D’abord conteur puis musicien, voilà maintenant Marcœur farceur. Le grand et regretté Raymond Devos n’aurait certainement pas renié cet « Emprunteur », drôle de jeu de sons et de langues qui, l’air de rien, nous livre les secrets de fabrication de son artisan-maestro. Tempi et émotions se succèdent, finement perlés. Le superbe « Un Poète péruvien à Paris » clôture le dernier album de manière émouvante et la scène semble avoir renforcé la tristesse de cette chanson où la voix de dadais malicieux de Marcœur fait merveille. Afin de relâcher l’étreinte des sentiments trop exacerbés, voilà que les Marcœur se calent à nouveau derrière leurs batteries pour lancer, à trois, « Le Paris-Beurre » et « L’Agriculteur » dont le motif original s’éloigne du traitement folk doucereux que l’on plaque généralement sur ce genre de sujet, suivi de la fantaisie instrumentale puissante et distordue du très humoristique « Stock de Statistiques ». Enfin, après des remerciements aux « inspirateurs » du spectacle — Anne Bitran et Jean-Pierre Daroussin — le concert se conclut sur une formidable « Bourrée en LA ». Si le titre commence par jouer sur le velours basané des cordes, il lance l’anacrouse pour finir carrément en feux de joie. C’est coloré, vif, pop, contemporain et entraînant. Du pur Marcœur. De longs applaudissements plus que mérités concluent le concert.

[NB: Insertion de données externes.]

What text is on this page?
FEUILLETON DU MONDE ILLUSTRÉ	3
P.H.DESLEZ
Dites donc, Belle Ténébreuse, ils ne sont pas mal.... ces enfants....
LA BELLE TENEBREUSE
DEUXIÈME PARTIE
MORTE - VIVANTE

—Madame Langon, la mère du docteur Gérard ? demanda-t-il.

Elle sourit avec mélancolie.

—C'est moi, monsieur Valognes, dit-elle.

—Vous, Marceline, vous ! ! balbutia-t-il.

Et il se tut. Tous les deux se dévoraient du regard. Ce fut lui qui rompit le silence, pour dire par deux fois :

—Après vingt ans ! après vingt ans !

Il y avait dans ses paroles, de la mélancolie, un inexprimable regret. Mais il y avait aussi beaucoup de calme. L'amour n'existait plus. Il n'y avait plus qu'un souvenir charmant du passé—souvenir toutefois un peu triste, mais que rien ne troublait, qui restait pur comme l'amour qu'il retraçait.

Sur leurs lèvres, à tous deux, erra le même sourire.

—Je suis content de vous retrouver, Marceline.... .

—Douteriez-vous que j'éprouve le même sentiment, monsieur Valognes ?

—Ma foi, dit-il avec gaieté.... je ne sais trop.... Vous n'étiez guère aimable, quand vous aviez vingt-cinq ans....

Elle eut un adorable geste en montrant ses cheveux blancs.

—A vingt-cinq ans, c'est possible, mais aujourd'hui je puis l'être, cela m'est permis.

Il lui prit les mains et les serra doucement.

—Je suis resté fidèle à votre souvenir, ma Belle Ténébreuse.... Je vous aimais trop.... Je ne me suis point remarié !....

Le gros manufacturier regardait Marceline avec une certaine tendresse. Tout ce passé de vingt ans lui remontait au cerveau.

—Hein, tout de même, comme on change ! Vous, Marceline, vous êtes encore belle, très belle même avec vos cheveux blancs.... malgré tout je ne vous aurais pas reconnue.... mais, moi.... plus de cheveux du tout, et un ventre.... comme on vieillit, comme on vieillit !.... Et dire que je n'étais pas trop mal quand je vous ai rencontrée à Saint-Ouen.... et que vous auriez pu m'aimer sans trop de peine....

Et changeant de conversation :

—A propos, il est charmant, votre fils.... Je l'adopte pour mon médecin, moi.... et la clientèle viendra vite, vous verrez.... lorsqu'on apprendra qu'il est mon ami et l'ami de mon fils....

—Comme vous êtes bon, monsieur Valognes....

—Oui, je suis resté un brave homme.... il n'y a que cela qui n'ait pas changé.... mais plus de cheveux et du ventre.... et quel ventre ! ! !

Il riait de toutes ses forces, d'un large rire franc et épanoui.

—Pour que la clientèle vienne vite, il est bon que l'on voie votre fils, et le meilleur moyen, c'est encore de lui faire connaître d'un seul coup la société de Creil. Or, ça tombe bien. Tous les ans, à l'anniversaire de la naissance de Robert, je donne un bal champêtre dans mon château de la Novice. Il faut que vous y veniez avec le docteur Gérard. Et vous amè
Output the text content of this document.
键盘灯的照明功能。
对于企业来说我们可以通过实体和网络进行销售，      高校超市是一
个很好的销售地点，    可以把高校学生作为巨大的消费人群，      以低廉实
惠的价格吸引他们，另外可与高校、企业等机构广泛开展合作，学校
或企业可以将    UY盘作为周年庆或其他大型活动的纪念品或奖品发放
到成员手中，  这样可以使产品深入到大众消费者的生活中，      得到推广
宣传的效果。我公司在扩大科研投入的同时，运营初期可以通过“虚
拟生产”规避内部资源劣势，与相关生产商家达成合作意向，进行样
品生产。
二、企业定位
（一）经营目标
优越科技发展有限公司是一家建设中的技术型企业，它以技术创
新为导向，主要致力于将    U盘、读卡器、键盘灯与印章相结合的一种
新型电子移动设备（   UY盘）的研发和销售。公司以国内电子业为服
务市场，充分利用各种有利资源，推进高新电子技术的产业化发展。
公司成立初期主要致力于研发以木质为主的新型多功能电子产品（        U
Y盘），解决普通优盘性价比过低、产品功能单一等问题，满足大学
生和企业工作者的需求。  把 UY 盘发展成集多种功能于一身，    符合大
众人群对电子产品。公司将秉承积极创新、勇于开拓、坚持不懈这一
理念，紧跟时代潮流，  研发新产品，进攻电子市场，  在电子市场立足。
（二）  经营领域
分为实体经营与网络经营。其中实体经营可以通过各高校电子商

Plus qu’un concert, un spectacle de Marcœur possède le son, l’image mais également une mise-en-scène où le talent de l’acteur concurrence l’humoriste. Accompagné de musiciens en tous points irréprochables, le show entraîne avec finesse dans des temps variés et contrastés, et dans les profondeurs d’un art qui dépasse le simple divertissement musical. Marcœur est comme ces troubadours d’antan qui, sous les couleurs flatteuses, dissimulaient un fiel vertueux appelé la sagesse. Merci Monsieur Marcœur.